Friday, May 17, 2019

Light emission from metal nanostructures

There are many ways to generate light from an electrically driven metal nanostructure.  

The simplest situation is just what happens in an old-school incandescent light bulb, or the heating element in a toaster.  An applied voltage \(V\) drives a current \(I\) in a wire, and as we learn in freshman physics, power \(IV\) is dissipated in the metal - energy is transferred into the electrons (spreading them out up to higher energy levels within the metal than in the undriven situation, with energy transfer between the electrons due to electron-electron interactions) and the disorganized vibrational jiggling of the atoms (as the electrons also couple to lattice vibrations, the phonons).  The scattering electrons and jiggling ions emit light (even classically, that's what accelerating charges do).  If we look on time scales and distance scales long compared to the various e-e and e-lattice scattering processes, we can describe the vibrations and electron populations as having some local temperature.  Light is just electromagnetic waves.  Light in thermal equilibrium with a system (on average, no net energy transfer between the light and the system) is distributed in a particular way generically called a black body spectrum.  The short version:  current heat metal structures, and hot structures glow.  My own group found an example of this with very short platinum wires.  

In nanostructures, things can get more complicated.  Metal nanostructures can support collective electronic modes called plasmons.  Plasmons can "decay" in different ways, including emitting photons (just like an atom in an excited state can emit a photon and end up in the ground state, if appropriate rules are followed).  It was found more than 40 years ago that a metal/insulator/metal tunnel junction can emit light when driven electrically.  The idea is, a tunneling electron picks up energy \(eV\) when going from one side of the junction to the other.   Some fraction of tunneling electrons deposit that energy into plasmon modes, and some of those plasmon modes decay radiatively, spitting out light with energy \(\hbar \omega \le eV\).

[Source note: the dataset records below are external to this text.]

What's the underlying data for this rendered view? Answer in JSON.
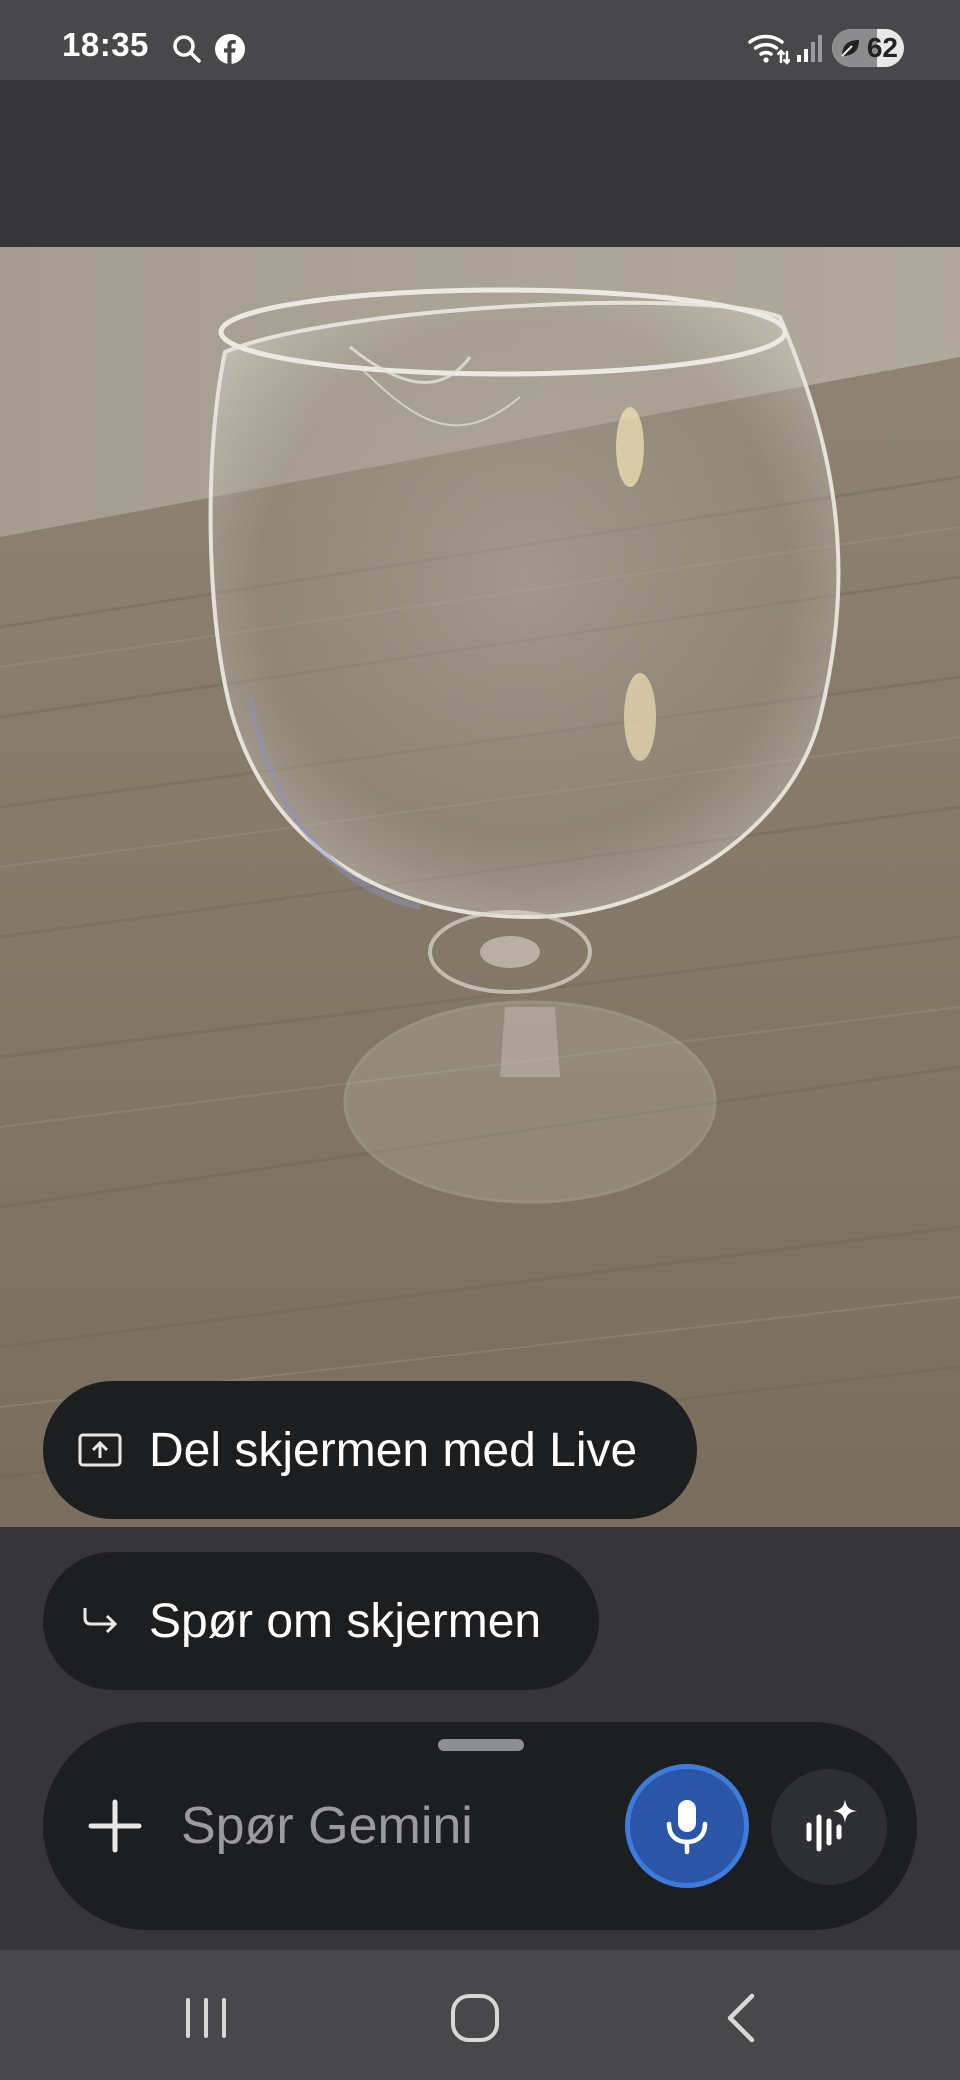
{
  "status_bar": {
    "time": "18:35",
    "icons": [
      "search-icon",
      "facebook-icon",
      "wifi-icon",
      "signal-icon",
      "battery-icon"
    ],
    "battery_level": "62",
    "battery_fraction": 0.62
  },
  "camera": {
    "subject": "crystal-snifter-glass-photo"
  },
  "actions": {
    "share_screen_label": "Del skjermen med Live",
    "share_screen_icon": "screen-share-icon",
    "ask_screen_label": "Spør om skjermen",
    "ask_screen_icon": "reply-arrow-icon"
  },
  "composer": {
    "placeholder": "Spør Gemini",
    "value": "",
    "add_icon": "plus-icon",
    "mic_icon": "microphone-icon",
    "live_icon": "gemini-live-icon"
  },
  "nav_bar": {
    "icons": [
      "recent-apps-icon",
      "home-icon",
      "back-icon"
    ]
  },
  "colors": {
    "chip_bg": "#1d1e20",
    "mic_bg": "#2b55a6",
    "mic_border": "#3d7bdd",
    "system_bar": "#48484a"
  }
}
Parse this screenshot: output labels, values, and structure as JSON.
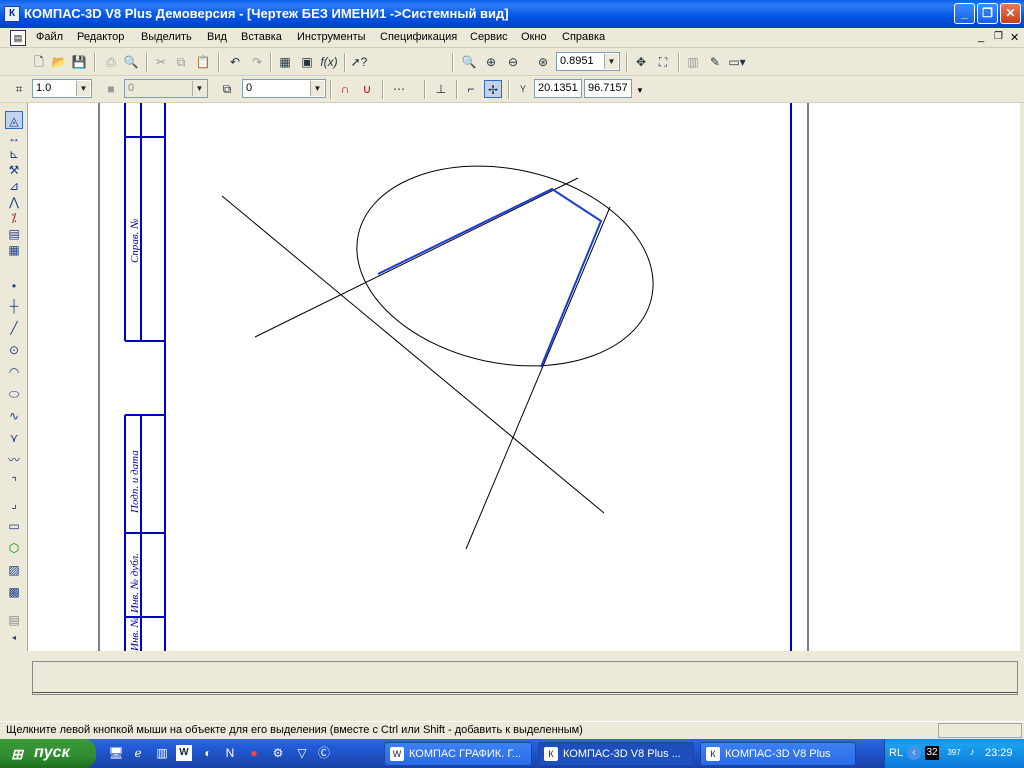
{
  "window": {
    "title": "КОМПАС-3D V8 Plus Демоверсия - [Чертеж БЕЗ ИМЕНИ1  ->Системный вид]",
    "app_icon": "kompas-logo-icon"
  },
  "menu": [
    "Файл",
    "Редактор",
    "Выделить",
    "Вид",
    "Вставка",
    "Инструменты",
    "Спецификация",
    "Сервис",
    "Окно",
    "Справка"
  ],
  "toolbar1": {
    "zoom_value": "0.8951"
  },
  "toolbar2": {
    "step_value": "1.0",
    "layer_value": "0",
    "style_value": "0",
    "coord_x": "20.1351",
    "coord_y": "96.7157"
  },
  "drawing": {
    "stamp_labels": [
      "Справ. №",
      "Подп. и дата",
      "Инв. № дубл.",
      "Инв. №"
    ],
    "colors": {
      "frame": "#0000c8",
      "line": "#000000",
      "highlight": "#1a3cd6"
    }
  },
  "statusbar": {
    "text": "Щелкните левой кнопкой мыши на объекте для его выделения (вместе с Ctrl или Shift - добавить к выделенным)"
  },
  "taskbar": {
    "start_label": "пуск",
    "tasks": [
      "КОМПАС ГРАФИК. Г...",
      "КОМПАС-3D V8 Plus ...",
      "КОМПАС-3D V8  Plus"
    ],
    "tray_lang": "RL",
    "tray_clock": "23:29",
    "tray_badge": "32",
    "tray_num": "397"
  }
}
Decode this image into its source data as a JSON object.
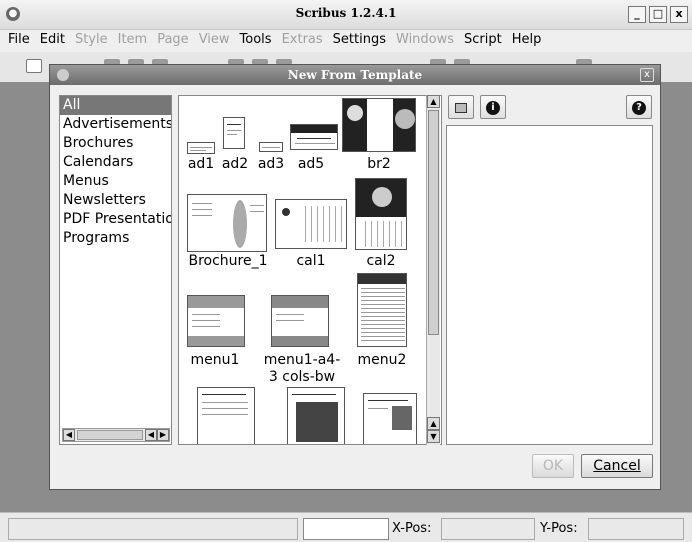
{
  "window": {
    "title": "Scribus 1.2.4.1"
  },
  "menu": [
    {
      "label": "File",
      "enabled": true
    },
    {
      "label": "Edit",
      "enabled": true
    },
    {
      "label": "Style",
      "enabled": false
    },
    {
      "label": "Item",
      "enabled": false
    },
    {
      "label": "Page",
      "enabled": false
    },
    {
      "label": "View",
      "enabled": false
    },
    {
      "label": "Tools",
      "enabled": true
    },
    {
      "label": "Extras",
      "enabled": false
    },
    {
      "label": "Settings",
      "enabled": true
    },
    {
      "label": "Windows",
      "enabled": false
    },
    {
      "label": "Script",
      "enabled": true
    },
    {
      "label": "Help",
      "enabled": true
    }
  ],
  "dialog": {
    "title": "New From Template",
    "categories": [
      "All",
      "Advertisements",
      "Brochures",
      "Calendars",
      "Menus",
      "Newsletters",
      "PDF Presentatio",
      "Programs"
    ],
    "selected_category": "All",
    "templates": [
      {
        "name": "ad1"
      },
      {
        "name": "ad2"
      },
      {
        "name": "ad3"
      },
      {
        "name": "ad5"
      },
      {
        "name": "br2"
      },
      {
        "name": "Brochure_1"
      },
      {
        "name": "cal1"
      },
      {
        "name": "cal2"
      },
      {
        "name": "menu1"
      },
      {
        "name": "menu1-a4-3 cols-bw"
      },
      {
        "name": "menu2"
      }
    ],
    "ok_label": "OK",
    "cancel_label": "Cancel"
  },
  "status": {
    "xpos_label": "X-Pos:",
    "ypos_label": "Y-Pos:"
  }
}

This same thing can happen in scanning tunneling microscopy.  There is a "tip mode" plasmon where the STM tip is above the conducting sample, and this can be excited electrically.  That tip plasmon can decay optically and spit out photons, as discussed in some detail here back in 1990. 

The situation is tricky, though.  When it comes down to atomic-scale tunneling and all the details, there are deep connections between light emission and shot noise.  Light emission is often seen at energies larger than \(eV\), implying that there can be multi-electron processes at work.  In planar tunneling structures, light emission can happen at considerably higher energies, and it really looks there like there is radiation due to the nonequilibrium electronic distribution.  It's a fascinating area - lots of rich physics.